Sunday, October 24, 2010

Book Review: Nothing but the Truth and a Few White Lies


Nothing but the Truth and a Few White Lies
By Justina Chen Headley
Recommended by Cindy Tran
    This quarter I read Nothing but the Truth and a few white lies, by Justina Chen Headley. This book is about a girl name Patty Ho. She is half Taiwanese and half American. She lives with her brother Abe and her mother. She doesn’t quite understand the little things in life. She is a freshman, and in English class, she had to write a story about her. When she did, she wrote it in one night. When her teacher read it, she loved it, but she knew Patty could do better. So she assigns Patty to write the “truth” over the summer. In the summer she is sent to Math Camp, because a couple weeks before her Grandma told her future by sticking her finger into Patty’s bellybutton. Her grandma told her and her mom that she would marry a White husband. When her mom hears this, she freaks out and tells Patty that she has to go to the Math Camp. Since her mom married a white man and left her. Her mom doesn’t want her to make the same mistake she did. In the story she learns something very important to her.

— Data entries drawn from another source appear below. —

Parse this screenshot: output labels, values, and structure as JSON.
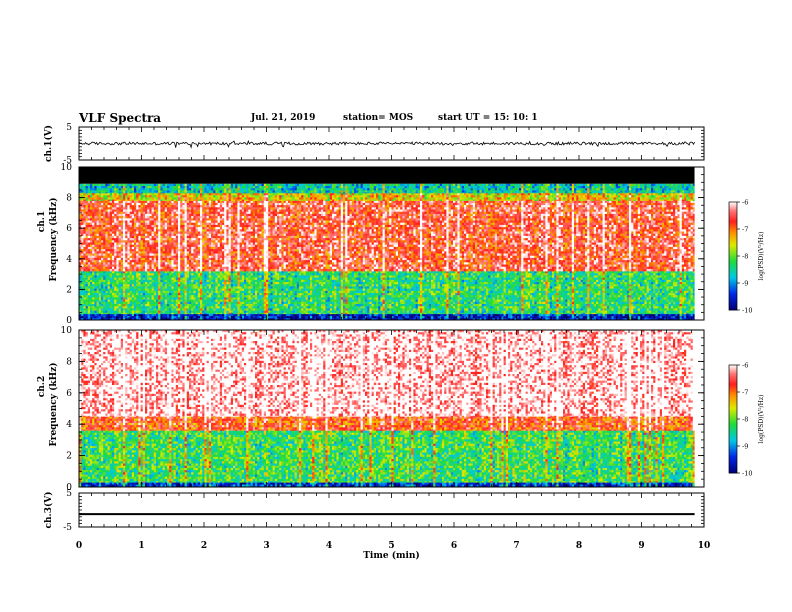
{
  "header": {
    "title": "VLF Spectra",
    "date": "Jul. 21, 2019",
    "station": "station= MOS",
    "start": "start  UT =   15: 10: 1"
  },
  "colors": {
    "spectrum_high": "#ff2020",
    "spectrum_mid_yellow": "#e8e800",
    "spectrum_mid_green": "#20e020",
    "spectrum_mid_cyan": "#00d0e0",
    "spectrum_low": "#0010b0",
    "no_data": "#000000"
  },
  "chart_data": [
    {
      "type": "line",
      "ylabel": "ch.1(V)",
      "ylim": [
        -5,
        5
      ],
      "yticks": [
        "5",
        "-5"
      ],
      "x": [
        0,
        1,
        2,
        3,
        4,
        5,
        6,
        7,
        8,
        9,
        9.85
      ],
      "series": [
        {
          "values": [
            0,
            0,
            0,
            0,
            0,
            0,
            0,
            0,
            0,
            0,
            0
          ]
        }
      ]
    },
    {
      "type": "heatmap",
      "ylabel_top": "ch.1",
      "ylabel": "Frequency (kHz)",
      "ylim": [
        0,
        10
      ],
      "yticks": [
        "0",
        "2",
        "4",
        "6",
        "8",
        "10"
      ],
      "xlim": [
        0,
        10
      ],
      "data_end_x": 9.85,
      "bands_khz": [
        {
          "from": 0,
          "to": 0.4,
          "level": -9.6
        },
        {
          "from": 0.4,
          "to": 3.2,
          "level": -8.3
        },
        {
          "from": 3.2,
          "to": 7.8,
          "level": -6.6
        },
        {
          "from": 7.8,
          "to": 8.3,
          "level": -7.5
        },
        {
          "from": 8.3,
          "to": 8.9,
          "level": -8.6
        },
        {
          "from": 8.9,
          "to": 10,
          "level": "no data"
        }
      ],
      "colorbar": {
        "label": "log(PSD)(V²/Hz)",
        "ticks": [
          "-6",
          "-7",
          "-8",
          "-9",
          "-10"
        ],
        "range": [
          -10,
          -6
        ]
      }
    },
    {
      "type": "heatmap",
      "ylabel_top": "ch.2",
      "ylabel": "Frequency (kHz)",
      "ylim": [
        0,
        10
      ],
      "yticks": [
        "0",
        "2",
        "4",
        "6",
        "8",
        "10"
      ],
      "xlim": [
        0,
        10
      ],
      "data_end_x": 9.85,
      "bands_khz": [
        {
          "from": 0,
          "to": 0.3,
          "level": -9.4
        },
        {
          "from": 0.3,
          "to": 3.6,
          "level": -8.2
        },
        {
          "from": 3.6,
          "to": 4.5,
          "level": -6.8
        },
        {
          "from": 4.5,
          "to": 10,
          "level": -6.0
        }
      ],
      "colorbar": {
        "label": "log(PSD)(V²/Hz)",
        "ticks": [
          "-6",
          "-7",
          "-8",
          "-9",
          "-10"
        ],
        "range": [
          -10,
          -6
        ]
      }
    },
    {
      "type": "line",
      "ylabel": "ch.3(V)",
      "ylim": [
        -5,
        5
      ],
      "yticks": [
        "5",
        "-5"
      ],
      "x": [
        0,
        9.85
      ],
      "series": [
        {
          "values": [
            -1.2,
            -1.2
          ]
        }
      ]
    }
  ],
  "xaxis": {
    "label": "Time (min)",
    "ticks": [
      "0",
      "1",
      "2",
      "3",
      "4",
      "5",
      "6",
      "7",
      "8",
      "9",
      "10"
    ],
    "xlim": [
      0,
      10
    ]
  }
}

If you want to know more about what she does to learn more about herself and her dad, you must read this book.
2 short passages..
Truth:
I am Patricia Yi-Phen Ho. Patty to my friends; Patty-cake to the one aunt on my mother’s side who calls us once a year, and Pattypus to my enemy, Steve Kosanko, a short, stocky bully who’s hated me since fourth grade. He’s right in a way. I may not look half duck, half beaver, but I don’t look wholly anything either. Not quite white, not all yellow.
I believe in the 80/20 rule. Abe got eighty percent of the Mama-looking genes in our family; I got the dregs. There is no mistaking whose son Abe is, with his jet-black hair, high cheekbones, and flat rice cake of a butt. Take a look at any Ho family picture and guess which one doesn’t look like the others? Hint: the gawky girl with brownish hair and large eyes with a natural eye fold that Korean girls have surgically created. It’s as if God cruised through one of those Chinese fast food buffets and bought Abe the full meal deal so he can pass for Mama’s beloved son. When it came to my turn, all that was left was one of those soggy egg rolls that doesn’t qualify as real Chinese food.
I am recommending this book, because since I’m Asian, I can get the feel of what she might think and I love the way Justina, the author writes the story. It’s like she’s talking to you and when Patty thinks it’s almost like you are her in that position she is in. I give this book a 5 out of 5, because it’s really funny and it has a little bit of everything, romance, drama, and comedy.